Abstract

The objectives of this study were to describe (1) the osmotic environment and precise location of the Proterometra macrostoma redia in its snail intermediate host, (2) where retraction of the distome body into the cercarial tail occurs, and (3) the subsequent emergence path of the cercaria out of the snail. Snails, Elimia semicarinata, were collected from North Elkhorn Creek in Scott County, Kentucky and screened daily for patent infections.
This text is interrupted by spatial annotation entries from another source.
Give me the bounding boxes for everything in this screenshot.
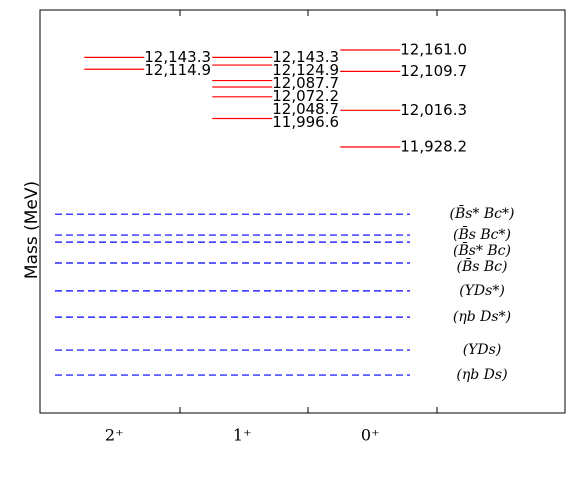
x-ticks — [179, 10, 438, 413]
level-label: 11,996.6 — [272, 113, 339, 131]
level-label: 12,072.2 — [272, 87, 339, 105]
level-label: 12,048.7 — [272, 100, 339, 118]
level-label: 12,161.0 — [400, 41, 467, 59]
level-label: 12,114.9 — [144, 61, 211, 79]
threshold-label: (ΥDs) — [463, 342, 502, 358]
threshold-label: (B̄s Bc*) — [453, 225, 511, 243]
x-tick-label: 2⁺ — [105, 426, 124, 445]
threshold-label: (B̄s* Bc*) — [450, 205, 515, 223]
threshold-label: (ΥDs*) — [459, 283, 505, 299]
plot-frame — [39, 9, 566, 414]
level-label: 11,928.2 — [400, 138, 467, 156]
level-label: 12,016.3 — [400, 101, 467, 119]
level-label: 12,143.3 — [272, 48, 339, 66]
level-label: 12,109.7 — [400, 62, 467, 80]
level-label: 12,124.9 — [272, 61, 339, 79]
level-label: 12,087.7 — [272, 74, 339, 92]
level-label: 12,143.3 — [144, 48, 211, 66]
threshold-label: (ηb Ds) — [456, 367, 507, 383]
x-tick-label: 0⁺ — [361, 426, 380, 445]
threshold-label: (B̄s* Bc) — [453, 241, 511, 259]
y-axis-label: Mass (MeV) — [22, 181, 42, 279]
threshold-label: (B̄s Bc) — [457, 257, 508, 275]
x-tick-label: 1⁺ — [233, 426, 252, 445]
threshold-label: (ηb Ds*) — [453, 309, 511, 325]
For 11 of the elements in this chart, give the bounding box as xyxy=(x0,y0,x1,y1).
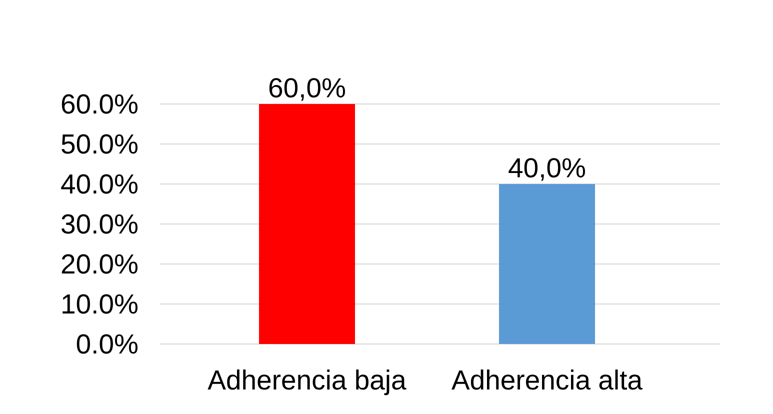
y-tick-label: 50.0% xyxy=(62,134,138,154)
x-tick-label: Adherencia alta xyxy=(452,370,643,390)
x-tick-label: Adherencia baja xyxy=(208,370,406,396)
y-tick-label: 60.0% xyxy=(62,94,138,114)
y-tick-label: 20.0% xyxy=(62,254,138,274)
y-tick-label: 10.0% xyxy=(62,294,138,314)
y-tick-label: 0.0% xyxy=(76,334,138,354)
y-tick-label: 30.0% xyxy=(62,214,138,234)
y-tick-label: 40.0% xyxy=(61,174,138,194)
data-label: 40,0% xyxy=(508,158,586,181)
data-label: 60,0% xyxy=(269,78,346,101)
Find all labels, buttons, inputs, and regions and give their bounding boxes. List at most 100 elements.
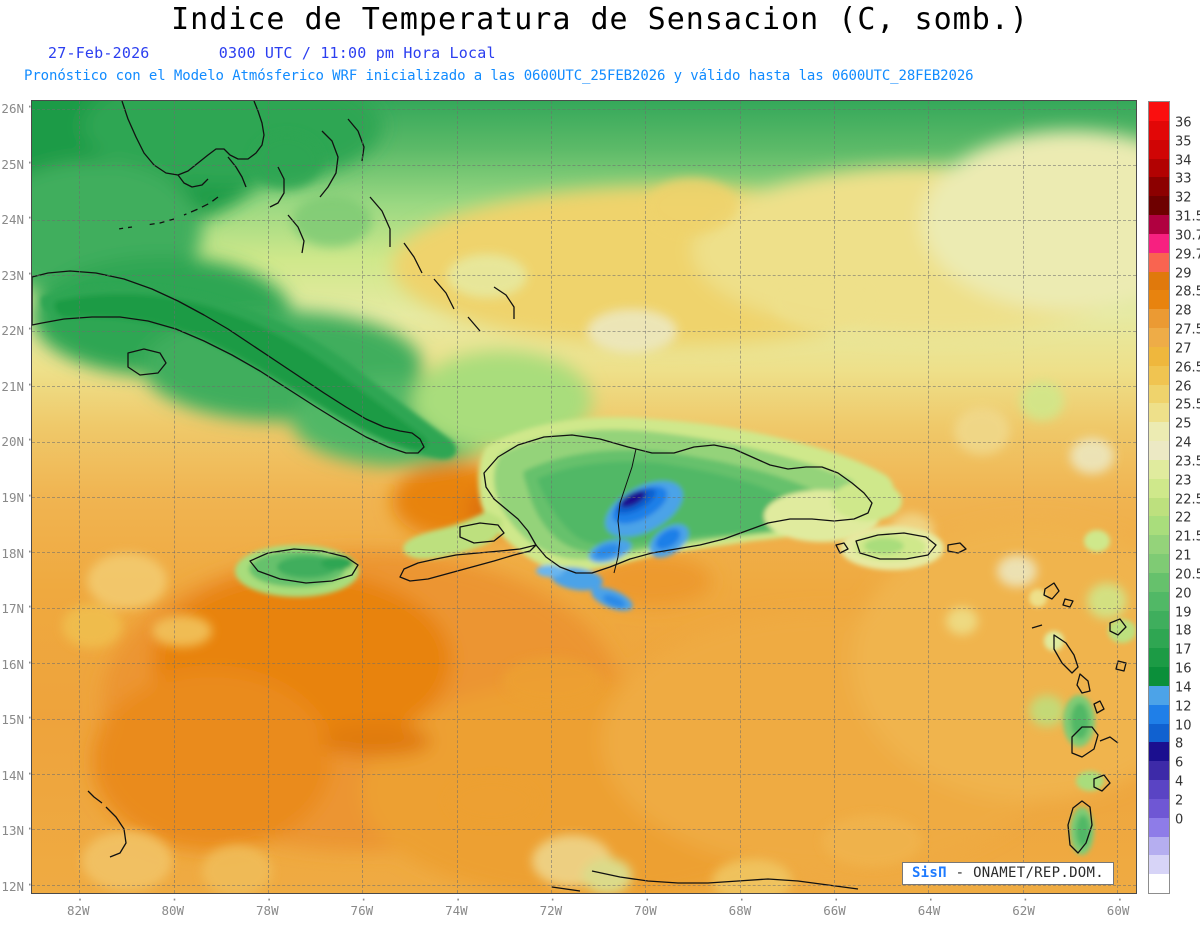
colorbar-swatch-32 [1149, 704, 1169, 724]
colorbar-swatch-40 [1149, 855, 1169, 875]
x-tick-label-70W: 70W [634, 903, 657, 918]
x-tick-mark-74W: · [454, 892, 462, 907]
y-tick-label-18N: 18N [1, 545, 24, 561]
colorbar-swatch-1 [1149, 120, 1169, 141]
x-tick-mark-78W: · [265, 892, 273, 907]
x-tick-label-68W: 68W [728, 903, 752, 918]
x-tick-mark-60W: · [1116, 892, 1124, 907]
x-tick-mark-68W: · [737, 892, 746, 907]
colorbar-tick-22: 22 [1175, 510, 1192, 526]
x-tick-mark-72W: · [548, 892, 557, 907]
colorbar-swatch-2 [1149, 139, 1169, 159]
x-tick-label-64W: 64W [917, 903, 941, 918]
y-tick-label-23N: 23N [1, 267, 24, 283]
colorbar-tick-22.5: 22.5 [1175, 492, 1200, 507]
colorbar-swatch-35 [1149, 761, 1169, 781]
y-tick-mark-19N: · [26, 488, 34, 503]
x-tick-mark-62W: · [1021, 892, 1030, 907]
colorbar-tick-25: 25 [1175, 416, 1192, 432]
hispaniola-thermal-pattern [403, 417, 902, 611]
attribution-text: - ONAMET/REP.DOM. [955, 865, 1104, 881]
colorbar-swatch-17 [1149, 422, 1169, 442]
colorbar-tick-26.5: 26.5 [1175, 360, 1200, 376]
x-tick-label-72W: 72W [539, 903, 563, 918]
colorbar-tick-16: 16 [1175, 661, 1192, 677]
y-tick-label-13N: 13N [1, 823, 24, 839]
forecast-time: 0300 UTC / 11:00 pm Hora Local [218, 44, 496, 62]
colorbar-swatch-19 [1149, 459, 1169, 480]
colorbar-tick-21.5: 21.5 [1175, 529, 1200, 545]
y-tick-mark-21N: · [26, 376, 34, 392]
y-tick-mark-24N: · [26, 210, 34, 226]
colorbar-swatch-34 [1149, 742, 1169, 762]
colorbar-swatch-39 [1149, 836, 1169, 856]
x-tick-label-66W: 66W [823, 903, 846, 918]
colorbar-tick-25.5: 25.5 [1175, 397, 1200, 413]
y-tick-label-24N: 24N [1, 212, 24, 228]
colorbar-tick-4: 4 [1175, 774, 1184, 790]
colorbar-swatch-15 [1149, 384, 1169, 404]
colorbar-swatch-18 [1149, 441, 1169, 461]
colorbar-legend[interactable]: 36 35 34 33 32 31.5 30.7 29.7 29 28.5 28 27.5 27 26.5… [1148, 101, 1200, 894]
colorbar-tick-2: 2 [1175, 793, 1184, 809]
colorbar-tick-23: 23 [1175, 473, 1192, 489]
colorbar-tick-35: 35 [1175, 134, 1192, 150]
y-tick-label-12N: 12N [1, 878, 24, 894]
colorbar-tick-27: 27 [1175, 341, 1192, 357]
x-tick-mark-82W: · [76, 892, 84, 907]
y-tick-mark-17N: · [26, 599, 34, 615]
attribution-badge: SisΠ - ONAMET/REP.DOM. [901, 862, 1114, 885]
sis-brand-label: SisΠ [911, 865, 947, 881]
y-tick-label-22N: 22N [1, 323, 24, 339]
colorbar-tick-6: 6 [1175, 755, 1184, 771]
x-tick-mark-76W: · [359, 892, 368, 907]
colorbar-swatch-31 [1149, 685, 1169, 706]
colorbar-tick-27.5: 27.5 [1175, 322, 1200, 338]
coastline-overlay [32, 101, 1127, 892]
colorbar-swatch-36 [1149, 780, 1169, 800]
colorbar-swatch-28 [1149, 629, 1169, 649]
colorbar-swatch-30 [1149, 667, 1169, 687]
y-tick-mark-15N: · [26, 710, 34, 726]
colorbar-swatch-27 [1149, 610, 1169, 630]
y-tick-mark-12N: · [26, 876, 34, 892]
colorbar-tick-17: 17 [1175, 642, 1192, 658]
colorbar-swatch-37 [1149, 798, 1169, 819]
colorbar-swatch-24 [1149, 554, 1169, 574]
y-tick-mark-13N: · [26, 821, 34, 837]
forecast-date: 27-Feb-2026 [48, 44, 150, 62]
x-tick-mark-66W: · [832, 892, 841, 907]
y-tick-label-21N: 21N [1, 378, 24, 394]
colorbar-tick-14: 14 [1175, 680, 1192, 696]
x-tick-label-78W: 78W [256, 903, 279, 918]
shaded-field-detail [62, 133, 1127, 893]
y-tick-label-15N: 15N [1, 712, 24, 728]
colorbar-swatch-4 [1149, 177, 1169, 197]
y-tick-label-26N: 26N [1, 101, 24, 117]
page-title: Indice de Temperatura de Sensacion (C, s… [171, 2, 1029, 37]
colorbar-swatch-5 [1149, 196, 1169, 216]
colorbar-tick-36: 36 [1175, 115, 1192, 131]
valid-time-row: 27-Feb-2026 0300 UTC / 11:00 pm Hora Loc… [48, 44, 496, 62]
x-tick-label-80W: 80W [161, 903, 185, 918]
y-tick-mark-25N: · [26, 154, 34, 170]
colorbar-swatch-26 [1149, 591, 1169, 611]
colorbar-tick-29: 29 [1175, 266, 1192, 281]
x-tick-label-60W: 60W [1106, 903, 1130, 918]
cuba-thermal-pattern [40, 285, 457, 460]
y-tick-label-25N: 25N [1, 156, 24, 172]
y-tick-mark-18N: · [26, 543, 34, 559]
x-tick-mark-80W: · [170, 892, 179, 907]
y-tick-label-17N: 17N [1, 601, 24, 617]
colorbar-tick-33: 33 [1175, 171, 1192, 187]
colorbar-swatch-41 [1149, 874, 1169, 894]
map-plot-area[interactable]: SisΠ - ONAMET/REP.DOM. [31, 100, 1137, 894]
y-tick-mark-23N: · [26, 265, 34, 281]
colorbar-tick-31.5: 31.5 [1175, 209, 1200, 225]
colorbar-swatch-13 [1149, 346, 1169, 367]
y-tick-mark-22N: · [26, 321, 34, 337]
colorbar-swatch-11 [1149, 309, 1169, 329]
colorbar-tick-20.5: 20.5 [1175, 567, 1200, 583]
y-tick-label-19N: 19N [1, 490, 24, 505]
colorbar-swatch-6 [1149, 215, 1169, 235]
Live rediae were extracted from infected snails in either artificial pond water (APW) or artificial snail water (ASW) and monitored for changes in morphology and movement every hour over 5 hr at 22 C. Infected and control snails were simultaneously fixed and decalcified in Cal-Ex II, prepared for routine paraffin sectioning, and serial sections subsequently analyzed for rediae and cercariae location. Significantly (χ2 = 42.45; 1 df; P = 0.0001) more rediae showed movement in ASW than in APW after 5 hr, suggesting a host compartment separate from the mantle cavity. Histological sections clearly showed rediae developing in close association with the snail digestive tract, within the peri-intestinal sinus of the snail, and isolated from the mantle cavity by a mantle membrane. Retraction of the distome body into the cercarial tail follows the emergence of the cercaria from the redia. Cercariae then enter the mantle cavity and emerge into fresh water through a siphon-like structure formed by the mantle collar of the snail.